Qué duro es ir desapareciendo, poco a poco, del recuerdo de alguien. Acaba siendo un ejercicio mutuo.
Hace tiempo que no me llamas por mi nombre. Un mes atrás me preguntaste por mis hijos y, en mi mueca de extrañeza, te perdiste en el trampear de una equivocación. Miraste las baldosas que aguantaban nuestros pies- ¿Nos tomamos un café?-.
Paseamos por el patio de un encierro y lamías tus labios agrietados por las pastillas – No me dejes sola-. Te deshaces en el cariño de un instante y aprieto fuerte para no perderte. Vas desapareciendo e intento retener tu figura. Se vaporiza en el anhelo de un recuerdo y se diluye la acústica de tu voz.
Te abrazo decisiva y retuerzo tus costillas contra las mías – No me dejes sola-.

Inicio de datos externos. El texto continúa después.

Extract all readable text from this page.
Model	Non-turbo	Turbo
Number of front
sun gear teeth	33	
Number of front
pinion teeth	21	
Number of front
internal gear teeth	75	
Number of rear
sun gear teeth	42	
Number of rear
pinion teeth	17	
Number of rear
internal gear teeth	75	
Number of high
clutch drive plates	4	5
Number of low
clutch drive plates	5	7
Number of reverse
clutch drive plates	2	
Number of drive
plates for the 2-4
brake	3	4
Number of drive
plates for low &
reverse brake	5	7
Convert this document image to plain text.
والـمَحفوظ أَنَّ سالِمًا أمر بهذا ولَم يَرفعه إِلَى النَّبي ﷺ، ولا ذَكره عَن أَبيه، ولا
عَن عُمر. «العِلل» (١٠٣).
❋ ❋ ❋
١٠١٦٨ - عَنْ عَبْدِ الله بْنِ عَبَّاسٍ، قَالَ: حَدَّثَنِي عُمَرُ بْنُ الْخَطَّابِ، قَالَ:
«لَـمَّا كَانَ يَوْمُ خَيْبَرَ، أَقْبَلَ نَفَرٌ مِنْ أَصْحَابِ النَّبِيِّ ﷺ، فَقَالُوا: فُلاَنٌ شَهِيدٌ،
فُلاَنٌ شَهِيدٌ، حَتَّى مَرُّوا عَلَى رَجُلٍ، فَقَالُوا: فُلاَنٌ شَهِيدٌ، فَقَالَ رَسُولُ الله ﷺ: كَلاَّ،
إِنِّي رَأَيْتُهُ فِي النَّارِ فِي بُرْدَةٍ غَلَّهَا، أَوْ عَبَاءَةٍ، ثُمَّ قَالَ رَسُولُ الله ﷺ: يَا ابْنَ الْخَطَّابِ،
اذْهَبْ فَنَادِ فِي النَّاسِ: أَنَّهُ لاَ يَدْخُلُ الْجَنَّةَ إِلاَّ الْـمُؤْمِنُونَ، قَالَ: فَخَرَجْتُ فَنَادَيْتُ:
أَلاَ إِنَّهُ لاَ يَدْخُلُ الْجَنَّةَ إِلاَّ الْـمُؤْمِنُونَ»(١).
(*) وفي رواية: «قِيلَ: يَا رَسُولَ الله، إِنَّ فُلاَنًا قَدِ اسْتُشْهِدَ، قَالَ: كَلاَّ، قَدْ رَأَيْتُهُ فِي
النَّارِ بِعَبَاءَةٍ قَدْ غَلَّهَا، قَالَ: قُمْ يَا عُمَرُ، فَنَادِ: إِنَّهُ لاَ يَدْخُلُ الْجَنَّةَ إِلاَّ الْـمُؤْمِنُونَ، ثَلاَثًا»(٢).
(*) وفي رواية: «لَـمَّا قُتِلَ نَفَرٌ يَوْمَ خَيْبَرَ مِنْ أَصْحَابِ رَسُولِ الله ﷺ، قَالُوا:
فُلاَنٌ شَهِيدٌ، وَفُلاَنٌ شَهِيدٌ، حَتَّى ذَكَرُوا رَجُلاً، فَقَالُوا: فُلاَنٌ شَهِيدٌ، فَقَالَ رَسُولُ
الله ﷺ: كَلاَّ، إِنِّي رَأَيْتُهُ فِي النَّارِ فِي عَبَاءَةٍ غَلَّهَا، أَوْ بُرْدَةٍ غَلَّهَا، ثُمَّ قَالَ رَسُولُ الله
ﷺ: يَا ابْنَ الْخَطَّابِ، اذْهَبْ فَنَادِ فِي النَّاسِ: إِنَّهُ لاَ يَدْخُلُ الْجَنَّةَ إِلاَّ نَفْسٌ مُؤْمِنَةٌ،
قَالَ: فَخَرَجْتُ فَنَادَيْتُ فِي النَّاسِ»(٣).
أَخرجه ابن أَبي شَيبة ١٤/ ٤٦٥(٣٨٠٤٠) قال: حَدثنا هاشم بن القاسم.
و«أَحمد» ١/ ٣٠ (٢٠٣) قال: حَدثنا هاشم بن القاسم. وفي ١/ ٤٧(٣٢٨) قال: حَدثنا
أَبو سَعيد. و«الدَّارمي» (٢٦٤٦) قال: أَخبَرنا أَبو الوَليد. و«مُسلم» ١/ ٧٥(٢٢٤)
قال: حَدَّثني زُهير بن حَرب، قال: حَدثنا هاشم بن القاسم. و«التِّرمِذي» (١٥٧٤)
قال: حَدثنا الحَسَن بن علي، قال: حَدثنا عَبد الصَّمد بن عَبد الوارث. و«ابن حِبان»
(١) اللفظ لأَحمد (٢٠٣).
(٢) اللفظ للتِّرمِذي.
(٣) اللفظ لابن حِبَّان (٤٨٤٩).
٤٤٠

En el golpe de realidad que es estar contigo siento lo efímero de la vida. Dándome la razón las palmas de tu manos. Me acurruco por dentro mientras te miro. Tu también me miras e intercambiamos el dolor que provoca la lucidez, cada una sentada en su lado de la barra. Tu rostro cambia de sentido, dibujando entre los surcos de tus pliegues lágrimas que miran de lejos. Con la tez húmeda y palpitante.
Dejas de anclarte y te volatilizas en el desorden de tu pasado.
Y tu mirada se va volviendo piedra.
La dureza de un desgarro del cableado de tus pupilas anuncian una desconexión neuronal.
Perdiéndote, paulatinamente, en el anhelo de un recuerdo.
Al vivir se le desliza el disfraz y se convierte en un azar destructivo.
Como un virus.
No hay vuelta atrás.
Seguimos paseando sabiendo que el destino es, mutuamente, perdernos.